Maladie cœliaque et hypersensibilité au gluten sont des affections courantes traitées par le régime sans gluten. Toutefois la distinction entre intolérance (maladie cœliaque) et hypersensibilité au gluten est fondamentale pour la prise en charge et la surveillance à long terme des patients. Le risque de survenue de complications osseuses, auto-immunes et malignes au cours de la maladie cœliaque nécessite un régime strict avec la vérification endoscopique d’une cicatrisation muqueuse puisqu’il est clairement établi aujourd’hui que celle-ci a un rôle pronostique. À l’inverse aucune donnée n’indique qu’un régime strict soit nécessaire au cours de l’hypersensibilité au gluten. Il est d’ailleurs souvent nécessaire de réaliser des tests de réintroduction du gluten pour éliminer une maladie cœliaque avant le contrôle endoscopique des patients hypersensibles s’étant auto-administrés le RSG depuis plusieurs mois.
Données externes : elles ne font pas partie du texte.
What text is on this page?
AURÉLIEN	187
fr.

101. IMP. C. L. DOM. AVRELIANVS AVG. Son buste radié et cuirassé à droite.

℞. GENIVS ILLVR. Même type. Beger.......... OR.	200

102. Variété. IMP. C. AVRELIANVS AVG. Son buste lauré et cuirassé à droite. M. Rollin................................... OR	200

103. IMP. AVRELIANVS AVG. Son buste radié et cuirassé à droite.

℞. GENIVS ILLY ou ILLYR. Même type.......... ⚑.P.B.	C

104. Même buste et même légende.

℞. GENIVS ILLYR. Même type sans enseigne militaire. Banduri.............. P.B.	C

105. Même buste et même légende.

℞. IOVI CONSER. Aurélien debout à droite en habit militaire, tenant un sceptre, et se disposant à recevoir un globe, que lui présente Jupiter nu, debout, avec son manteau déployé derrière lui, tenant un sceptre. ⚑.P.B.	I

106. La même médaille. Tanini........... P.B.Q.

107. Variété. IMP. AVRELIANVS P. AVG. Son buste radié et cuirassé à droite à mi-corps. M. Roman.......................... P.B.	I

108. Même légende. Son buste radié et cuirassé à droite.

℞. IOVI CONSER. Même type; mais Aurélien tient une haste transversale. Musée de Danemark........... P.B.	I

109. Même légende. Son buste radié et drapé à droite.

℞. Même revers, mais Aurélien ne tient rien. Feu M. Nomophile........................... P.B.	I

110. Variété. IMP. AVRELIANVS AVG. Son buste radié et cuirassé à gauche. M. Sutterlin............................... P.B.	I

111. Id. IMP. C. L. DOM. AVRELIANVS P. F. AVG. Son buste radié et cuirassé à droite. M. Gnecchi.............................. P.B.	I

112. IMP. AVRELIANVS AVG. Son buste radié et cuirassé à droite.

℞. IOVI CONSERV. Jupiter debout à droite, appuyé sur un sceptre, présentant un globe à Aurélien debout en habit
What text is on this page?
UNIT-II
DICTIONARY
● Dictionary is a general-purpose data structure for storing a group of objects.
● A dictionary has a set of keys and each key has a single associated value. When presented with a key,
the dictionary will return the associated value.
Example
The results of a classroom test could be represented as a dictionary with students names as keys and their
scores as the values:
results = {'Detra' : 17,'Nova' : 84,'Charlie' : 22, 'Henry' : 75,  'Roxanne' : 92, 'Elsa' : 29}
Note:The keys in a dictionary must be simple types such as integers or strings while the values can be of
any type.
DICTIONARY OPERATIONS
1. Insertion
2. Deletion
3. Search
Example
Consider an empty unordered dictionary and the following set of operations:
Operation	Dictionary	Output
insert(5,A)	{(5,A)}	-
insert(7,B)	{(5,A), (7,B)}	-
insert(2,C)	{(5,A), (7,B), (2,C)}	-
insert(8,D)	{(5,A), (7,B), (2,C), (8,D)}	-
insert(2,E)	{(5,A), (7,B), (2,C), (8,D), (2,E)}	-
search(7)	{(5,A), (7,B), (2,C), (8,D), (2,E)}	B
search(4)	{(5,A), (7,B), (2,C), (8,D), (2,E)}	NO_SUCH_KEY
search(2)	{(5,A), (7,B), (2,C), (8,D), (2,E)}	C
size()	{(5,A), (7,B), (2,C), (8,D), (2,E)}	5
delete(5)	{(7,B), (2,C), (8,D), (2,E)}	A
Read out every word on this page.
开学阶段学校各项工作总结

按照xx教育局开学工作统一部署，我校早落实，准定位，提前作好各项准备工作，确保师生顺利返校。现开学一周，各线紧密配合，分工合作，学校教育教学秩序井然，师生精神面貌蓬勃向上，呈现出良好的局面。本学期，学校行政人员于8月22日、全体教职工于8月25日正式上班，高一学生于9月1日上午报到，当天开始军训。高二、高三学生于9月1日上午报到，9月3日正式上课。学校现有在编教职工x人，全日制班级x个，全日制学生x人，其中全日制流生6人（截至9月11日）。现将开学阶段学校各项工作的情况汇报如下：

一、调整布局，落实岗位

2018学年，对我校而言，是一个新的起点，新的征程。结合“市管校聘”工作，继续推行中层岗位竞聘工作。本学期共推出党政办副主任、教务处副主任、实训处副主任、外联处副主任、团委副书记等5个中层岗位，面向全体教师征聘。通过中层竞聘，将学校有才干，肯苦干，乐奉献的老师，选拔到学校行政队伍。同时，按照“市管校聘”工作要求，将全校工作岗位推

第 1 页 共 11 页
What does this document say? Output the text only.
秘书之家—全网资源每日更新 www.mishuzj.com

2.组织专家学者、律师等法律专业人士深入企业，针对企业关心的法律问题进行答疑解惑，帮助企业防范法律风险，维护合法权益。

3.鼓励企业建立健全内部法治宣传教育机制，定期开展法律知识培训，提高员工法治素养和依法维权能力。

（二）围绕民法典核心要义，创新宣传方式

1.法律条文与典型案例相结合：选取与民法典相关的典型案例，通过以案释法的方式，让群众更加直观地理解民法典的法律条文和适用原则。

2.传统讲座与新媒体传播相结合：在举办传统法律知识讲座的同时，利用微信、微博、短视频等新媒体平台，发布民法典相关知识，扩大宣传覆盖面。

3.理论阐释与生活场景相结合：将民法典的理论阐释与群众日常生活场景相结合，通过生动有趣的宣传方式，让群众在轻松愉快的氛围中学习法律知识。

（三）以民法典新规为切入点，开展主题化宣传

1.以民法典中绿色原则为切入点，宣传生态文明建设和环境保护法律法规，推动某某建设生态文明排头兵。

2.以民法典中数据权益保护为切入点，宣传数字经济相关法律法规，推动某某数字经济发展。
Par ailleurs, certains patients hypersensibles peuvent bénéficier d’un régime allégé en hydrates de carbone (FODMAPs) ou en blé, moins restrictif et onéreux que le RSG.

Take home messages

  • Le régime sans gluten est nécessaire au cours de la maladie cœliaque car il n’existe pas à ce jour d’alternative thérapeutique.
  • L’objectif thérapeutique au cours de la maladie cœliaque est d’obtenir une cicatrisation muqueuse intestinale avec repousse villositaire complète afin de prévenir les complications notamment osseuses et lymphomateuses.
  • L’hypersensibilité non cœliaque au gluten est définie comme un trouble fonctionnel intestinal amélioré par l’exclusion du gluten.
  • Il n’existe pas actuellement de rationnel scientifique à l’hypersensibilité au gluten.
  • Il n’existe pas de complications évolutives à l’hypersensibilité au gluten non cœliaque.
  • Un régime allégé en carbohydrates améliore généralement les patients avec hypersensibilité au gluten.

Liens d’intérêts

les auteurs déclarent n’avoir aucun lien d’intérêt en rapport avec l’article.